Since Portugal's Economy is heavilly dependent on volatile industries like Tourism and hence prone to deep dives whenever there is a Crash which wipe out a significant proportion of previous growth, it's highly unlikelly that the country can sustain a growth of more than twice the German on in percentage terms for the next 60 years.

I do agree that Germany itself has to change what it is doing, even just for Germany's sake.

Personally I think that the choices of Mutti back in the post 2008 Crash were not the ones best for Germany and Germans, but the ones best for a certain section of the German Elites, namelly financeers and large Asset owners (i.e. the very rich). It just so happens that given the influence of Germany (and that Germany wasn't the only country choosing to save the Asset owners on the backs of the rest) her choices hurt a lot more than just the Germans, with some people - namelly the Greek - being very purposefully sacrificed even more than the common German person all for the good of Deutsche Bank and large german investors.

[–] barsoap@lemm.ee 2 points 6 months ago (1 children)

Please don't tell me you're blaming the Portuguese housing bubble on Germany. There's, like, laws and regulations you can enact to stop the fuckery.

[–] Aceticon@lemmy.world 2 points 6 months ago* (last edited 6 months ago)

Portugal is were it is because of a lot more reasons than the housing bubble, though I agree with you that the only element of Germany's blame for housing bubbles in the Eurozone in general (so, not just in Portugal) was way back in 2009/10 when they pushed ultra-low interest rates as the "solution" for the consequences of the 2008 Crash because it was what was better for the likes of Deutsche Bank and the Landesbanken which were overexposed to subprime and soverign debt.

(I actually have a recent comment were I list the IMHO various reasons for the housing bubbles in Europe one by one and that one is just one of them and most definitelly include in that list local problems like refusal to regulate AirBnBs and even the incentivising of foreign investment in the local realestate market)

Those "temporary" ultra-low interest rates lasted for over a decade and pushed up mortgages, both via the pathway of making the same monthly mortgage payment allow for a much larger mortgage (which together with other problems in the housing market innevitably pushed house prices up to the point were people were paying the same montly payments as before with much larger interest rates) and via the pathway of causing a "race up the yield ladder" which moved a lot of money from things like Treasuries (which even ended up with negative yields) into things like realestate and stocks, increasing Demand in those things and thus pushing prices up.

Further, and again to help the likes of Deutsche Bank, Germany also pushed for continued light-touch-regulation on Financial Institutions and unconditional rescue of affect banks with no requirement for reform (most notably no requirement to divest from and close the investment banking operations of retail banks), which in turn led to the progressive swamping of housed markets in places where most people were owner-occupiers with much more wealthy realestate investors, further pushing up prices.

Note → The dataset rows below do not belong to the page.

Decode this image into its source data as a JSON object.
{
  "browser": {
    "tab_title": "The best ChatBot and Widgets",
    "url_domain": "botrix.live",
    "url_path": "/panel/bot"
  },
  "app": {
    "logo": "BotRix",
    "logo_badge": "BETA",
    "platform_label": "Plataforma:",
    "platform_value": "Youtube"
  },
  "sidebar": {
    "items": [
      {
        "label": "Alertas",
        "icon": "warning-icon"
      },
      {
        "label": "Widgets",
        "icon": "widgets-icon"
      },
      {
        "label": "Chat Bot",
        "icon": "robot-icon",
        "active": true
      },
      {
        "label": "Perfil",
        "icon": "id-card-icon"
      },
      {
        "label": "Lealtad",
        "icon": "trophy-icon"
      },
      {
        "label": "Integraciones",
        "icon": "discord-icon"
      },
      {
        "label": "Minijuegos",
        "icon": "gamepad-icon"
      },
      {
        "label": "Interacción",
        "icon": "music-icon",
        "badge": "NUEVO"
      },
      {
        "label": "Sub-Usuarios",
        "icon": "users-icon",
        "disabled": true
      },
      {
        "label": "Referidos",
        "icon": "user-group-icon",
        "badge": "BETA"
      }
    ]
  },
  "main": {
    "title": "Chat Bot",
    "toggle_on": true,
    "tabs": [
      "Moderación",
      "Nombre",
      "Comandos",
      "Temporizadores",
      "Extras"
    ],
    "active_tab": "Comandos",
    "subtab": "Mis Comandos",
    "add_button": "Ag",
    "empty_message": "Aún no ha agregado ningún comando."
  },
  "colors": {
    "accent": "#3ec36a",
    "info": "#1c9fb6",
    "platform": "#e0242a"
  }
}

This is without even going into the stuff which is not housing related and were Germany also put pressure to do all the wrong things for peripheral economies, such as the imposition of Austerity in countries like Greece and Portugal, something which even Christine Lagarde, former head of the IMF and president of the ECB later admitted was the wrong thing to do.

Let's not excuse the German politicians whose prime priority was the interest of Deutsche Bank, just as we shouldn't excuse the past and current incompetent moron politicians in places like my homeland.